Updated | EC forecast lauds robust growth, warns against delays in LNG plant

EC forecasts ‘robust economic growth’ in 2014 • lower energy bills putting more money in people's pockets and driving consumption and economic growth • warns that delays in planned LNG plant could pose downside risk to growth projections

Energy minister Konrad Mizzi: energy bills were reduced by 25% in March, but the new LNG power plant has to be constructed.
Energy minister Konrad Mizzi: energy bills were reduced by 25% in March, but the new LNG power plant has to be constructed.

Adds reaction by PN

The European Commission’s outlook for the Maltese economy is suggesting a robust growth for the rest of 2014, with household consumption and the new Delimara power plant investment, expanding economic activity.

But the EC’s spring forecast also says that “delays in the planned construction of the new power plant pose a downside risk to growth projections”, referring to the effect that the reductions in energy bills, which started in March, will have in increasing disposable income.

Economic activity in Malta was said to have “surprised positively in 2013” with a real GDP growth of 2.4%.

This growth was based on the significant accumulation of inventories, and a pick-up in private consumption. At the same time exports were weak, giving a negative contribution to economic growth for the first time since 2006.

Real GDP growth is forecast to moderate slightly, reaching 2.3% in 2014, and 2.1% in 20145.

The new power plant at Delimara, which will result in intensive import activity, will mean experts will be greatly offset.

Positive labour market conditions and the reduction in energy bills will push household consumption in 2014 and 2015 as more disposable income is left in people’s pockets.

Deficit and debt

The EC credited strong economic growth and the government’s discretionary measures with the narrowing of Malta’s deficit to 2.8% in 2013, from 3.3% a year before.

In 2014, the government deficit is expected to improve further to 2.5% of GDP, with revenues boosted by excise duties and the Individual Investor Programme. Spending on public sector recruitment and other cuts will continue throughout the year.

The structural deficit is projected to narrow only marginally in 2014, after improving by 1 percentage point of GDP in 2013, and remain unchanged in 2015.

Debt-to-GDP ratio increased to 73.0% in 2013, but is expected to decrease by some 2 percentage points over 2014-15, following the repayment of a loan from Air Malta and the partial clearance of some tax arrears from Enemalta.

The EC also said that “higher than budgeted” disbursements related to the car VAT refund scheme could pose risks to public finance developments, while the settlement of all the arrears by Enemalta would further decrease the debt.

In a reaction, the Nationalist Party said the government should not ignore the Commission’s warnings of the economic development.

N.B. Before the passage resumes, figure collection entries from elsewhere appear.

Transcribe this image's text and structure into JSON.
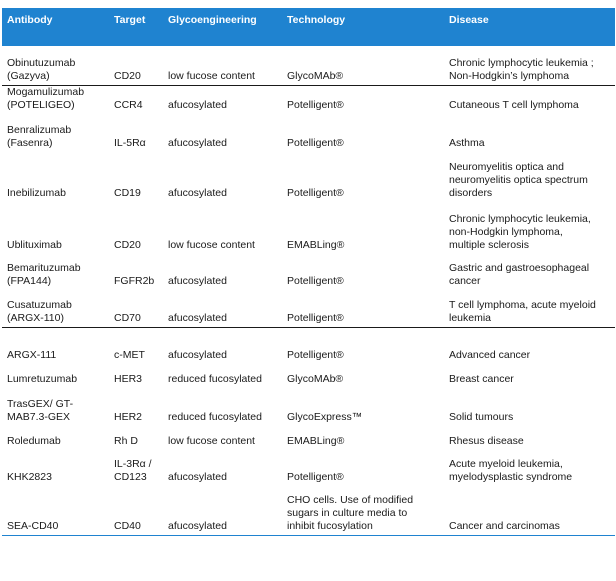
{
  "headers": [
    "Antibody",
    "Target",
    "Glycoengineering",
    "Technology",
    "Disease"
  ],
  "rows": [
    {
      "antibody": "Obinutuzumab\n(Gazyva)",
      "target": "CD20",
      "glyco": "low fucose content",
      "tech": "GlycoMAb®",
      "disease": "Chronic lymphocytic leukemia ;\nNon-Hodgkin’s lymphoma"
    },
    {
      "antibody": "Mogamulizumab\n(POTELIGEO)",
      "target": "CCR4",
      "glyco": "afucosylated",
      "tech": "Potelligent®",
      "disease": "Cutaneous T cell lymphoma"
    },
    {
      "antibody": "Benralizumab\n(Fasenra)",
      "target": "IL-5Rα",
      "glyco": "afucosylated",
      "tech": "Potelligent®",
      "disease": "Asthma"
    },
    {
      "antibody": "Inebilizumab",
      "target": "CD19",
      "glyco": "afucosylated",
      "tech": "Potelligent®",
      "disease": "Neuromyelitis optica and\nneuromyelitis optica spectrum\ndisorders"
    },
    {
      "antibody": "Ublituximab",
      "target": "CD20",
      "glyco": "low fucose content",
      "tech": "EMABLing®",
      "disease": "Chronic lymphocytic leukemia,\nnon-Hodgkin lymphoma,\nmultiple sclerosis"
    },
    {
      "antibody": "Bemarituzumab\n(FPA144)",
      "target": "FGFR2b",
      "glyco": "afucosylated",
      "tech": "Potelligent®",
      "disease": "Gastric and gastroesophageal\ncancer"
    },
    {
      "antibody": "Cusatuzumab\n(ARGX-110)",
      "target": "CD70",
      "glyco": "afucosylated",
      "tech": "Potelligent®",
      "disease": "T cell lymphoma, acute myeloid\nleukemia"
    },
    {
      "antibody": "ARGX-111",
      "target": "c-MET",
      "glyco": "afucosylated",
      "tech": "Potelligent®",
      "disease": "Advanced cancer"
    },
    {
      "antibody": "Lumretuzumab",
      "target": "HER3",
      "glyco": "reduced fucosylated",
      "tech": "GlycoMAb®",
      "disease": "Breast cancer"
    },
    {
      "antibody": "TrasGEX/ GT-\nMAB7.3-GEX",
      "target": "HER2",
      "glyco": "reduced fucosylated",
      "tech": "GlycoExpress™",
      "disease": "Solid tumours"
    },
    {
      "antibody": "Roledumab",
      "target": "Rh D",
      "glyco": "low fucose content",
      "tech": "EMABLing®",
      "disease": "Rhesus disease"
    },
    {
      "antibody": "KHK2823",
      "target": "IL-3Rα /\nCD123",
      "glyco": "afucosylated",
      "tech": "Potelligent®",
      "disease": "Acute myeloid leukemia,\nmyelodysplastic syndrome"
    },
    {
      "antibody": "SEA-CD40",
      "target": "CD40",
      "glyco": "afucosylated",
      "tech": "CHO cells. Use of modified\nsugars in culture media to\ninhibit fucosylation",
      "disease": "Cancer and carcinomas"
    }
  ]
}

“Even though the country’s economy is stable, the report lists a number of sectors that are of concern, including its forecast that less jobs will be created during this year,” the PN said.

It added that while the rate of unemployment is expected to remain unchanged, the Commission forecasts a drop in job creation from 3.1% to 2.1%.

“In other words, not enough jobs will be created and those seeking employment will find it harder,” the party said.

It went on to add that the taxpayer will fork out money to pay for the jobs “the Prime Minister is giving to the core”.

The PN also commented that the European Commission was basing its forecast of economic growth based on domestic consumption “contrasting statistics issued by Eurostat reporting a drop in retail trade”.